Immer wieder versuchte Rosa P. auf die Füße zu kommen. Sie fand eine neue Wohnung, arbeitete weiter, betreute ihre drei Kinder, denn auch das Älteste war aus Sizilien zur Familie mit ihrem Ex-Mann gekommen. „Dann kam der Krebs“, sagt sie und kämpft mit den Tränen. Nach der Operation sei sie ins Koma gefallen und erst viel später wieder aufgewacht. „Da dachten alle, ich sei tot“, erzählt sie und berichtet, wie schockiert ihre Mutter gewesen sei, als sie in Italien angerufen habe, nachdem man ihr mitgeteilt habe, dass die Tochter gestorben sei.Nach der Operation fand Rosa P. sich entstellt. Doch viel schwerer wog die Erkenntnis, dass ihre Arbeitstelle gekündigt und ihre Wohnung aufgelöst worden war. Ihr sei lediglich gesagt worden, dass ihre Sachen eingelagert wurden, doch nichts davon sei mehr auffindbar gewesen. Die angegebene Adresse gebe es gar nicht, habe man ihr bei der Polizei gesagt. „Ich hatte nichts mehr, als ich aus dem Krankenhaus entlassen wurde“, sagt sie. Sie habe dann überall geschlafen und versucht, wieder unterzukommen. Dann habe es weitere Schwierigkeiten gegeben, mit Behörden und Versicherungen, die Forderungen an sie gestellt hätten. „Da habe ich einfach aufgegeben, weil ich nicht mehr konnte.“
Der Kontakt zu ihrer Familie sei inzwischen weitgehend abgerissen, sie habe fast niemanden mehr. In Landshut fand sie mit Unterstützung der Berberhilfe ein Pensionszimmer, das vom Jobcenter bezahlt wird. Sie würde gerne wieder arbeiten, sagt Rosa P., doch weil sie wegen ihrer Schmerzen immer wieder ausfalle, finde sie keinen Job. „Essen tut weh, deshalb nehme ich oft tagelang nichts zu mir“, sagt sie.
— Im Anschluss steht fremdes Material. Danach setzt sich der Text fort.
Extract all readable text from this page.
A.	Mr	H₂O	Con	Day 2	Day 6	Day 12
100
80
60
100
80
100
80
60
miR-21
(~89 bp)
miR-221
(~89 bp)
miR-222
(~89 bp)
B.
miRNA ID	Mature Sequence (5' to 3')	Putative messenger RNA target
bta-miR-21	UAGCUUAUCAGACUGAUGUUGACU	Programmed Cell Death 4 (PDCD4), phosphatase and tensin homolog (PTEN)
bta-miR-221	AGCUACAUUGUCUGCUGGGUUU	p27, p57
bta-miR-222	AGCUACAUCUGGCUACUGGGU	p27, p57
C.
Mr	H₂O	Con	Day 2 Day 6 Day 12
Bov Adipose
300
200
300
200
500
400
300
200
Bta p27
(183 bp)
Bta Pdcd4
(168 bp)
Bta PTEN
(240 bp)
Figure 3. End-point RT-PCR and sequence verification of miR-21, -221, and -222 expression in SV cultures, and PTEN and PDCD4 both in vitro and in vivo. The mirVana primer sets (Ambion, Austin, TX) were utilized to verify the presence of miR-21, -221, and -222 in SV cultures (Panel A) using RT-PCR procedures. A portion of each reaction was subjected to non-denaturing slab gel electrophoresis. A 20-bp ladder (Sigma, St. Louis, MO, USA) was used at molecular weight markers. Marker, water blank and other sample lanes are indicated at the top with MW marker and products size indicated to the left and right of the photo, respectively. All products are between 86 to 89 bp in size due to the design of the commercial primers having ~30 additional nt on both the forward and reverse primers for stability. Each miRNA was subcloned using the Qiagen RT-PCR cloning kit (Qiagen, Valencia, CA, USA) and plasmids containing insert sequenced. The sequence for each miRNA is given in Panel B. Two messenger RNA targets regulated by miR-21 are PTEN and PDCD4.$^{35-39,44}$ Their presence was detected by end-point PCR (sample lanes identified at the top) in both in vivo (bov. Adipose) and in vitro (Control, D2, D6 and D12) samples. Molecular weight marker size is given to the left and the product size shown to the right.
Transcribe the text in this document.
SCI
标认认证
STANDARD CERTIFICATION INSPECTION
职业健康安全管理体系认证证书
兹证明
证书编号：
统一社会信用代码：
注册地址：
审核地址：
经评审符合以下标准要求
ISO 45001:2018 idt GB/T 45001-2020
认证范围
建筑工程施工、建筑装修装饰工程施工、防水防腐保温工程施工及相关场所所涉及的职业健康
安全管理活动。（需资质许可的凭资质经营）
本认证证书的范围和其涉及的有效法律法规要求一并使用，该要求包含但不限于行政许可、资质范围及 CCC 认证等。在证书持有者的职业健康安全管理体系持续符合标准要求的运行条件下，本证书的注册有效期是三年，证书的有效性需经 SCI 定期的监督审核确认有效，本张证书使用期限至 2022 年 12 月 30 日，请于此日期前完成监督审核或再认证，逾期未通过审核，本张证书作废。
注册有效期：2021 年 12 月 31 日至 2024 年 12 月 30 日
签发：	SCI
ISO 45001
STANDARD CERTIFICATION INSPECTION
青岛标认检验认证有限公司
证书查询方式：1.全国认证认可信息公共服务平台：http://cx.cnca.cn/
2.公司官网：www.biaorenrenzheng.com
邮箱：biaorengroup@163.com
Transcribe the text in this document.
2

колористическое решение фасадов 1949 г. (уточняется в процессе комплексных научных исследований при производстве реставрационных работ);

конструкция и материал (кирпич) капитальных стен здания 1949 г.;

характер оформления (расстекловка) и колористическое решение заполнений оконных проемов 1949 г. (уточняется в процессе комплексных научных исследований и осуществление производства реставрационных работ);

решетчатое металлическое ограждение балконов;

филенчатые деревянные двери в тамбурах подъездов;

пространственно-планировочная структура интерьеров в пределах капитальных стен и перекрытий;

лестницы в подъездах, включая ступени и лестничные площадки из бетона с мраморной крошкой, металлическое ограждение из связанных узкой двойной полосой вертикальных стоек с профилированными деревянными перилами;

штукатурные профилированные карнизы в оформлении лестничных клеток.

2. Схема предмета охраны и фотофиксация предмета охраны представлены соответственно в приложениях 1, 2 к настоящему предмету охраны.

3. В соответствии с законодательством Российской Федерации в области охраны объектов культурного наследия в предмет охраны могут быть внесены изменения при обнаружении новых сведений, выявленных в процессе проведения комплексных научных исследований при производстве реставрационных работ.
Claudia de Jong von der Berberhilfe hat in Erfahrung gebracht, dass der Kieferaufbau bei Rosa P. im Münchner Krankenhaus Rechts der Isar erfolgen könnte. Die Krankenkasse zahlt jedoch nur einen Teil davon, Prothesen müsste P. selbst bezahlen. Dazu ist sie jedoch nicht in der Lage.
Mit einer Spende aus Freude durch Helfen könnte die Berberhilfe zum Selbstkostenanteil der Operation beitragen und Rosa P. damit wieder zu mehr Selbstbewusstsein und Lebensfreude verhelfen. „Und mit einem Halbtagsjob, der ihrem Leben Struktur verleiht, wäre ihr wohl auch sehr geholfen“, sagt Claudia de Jong.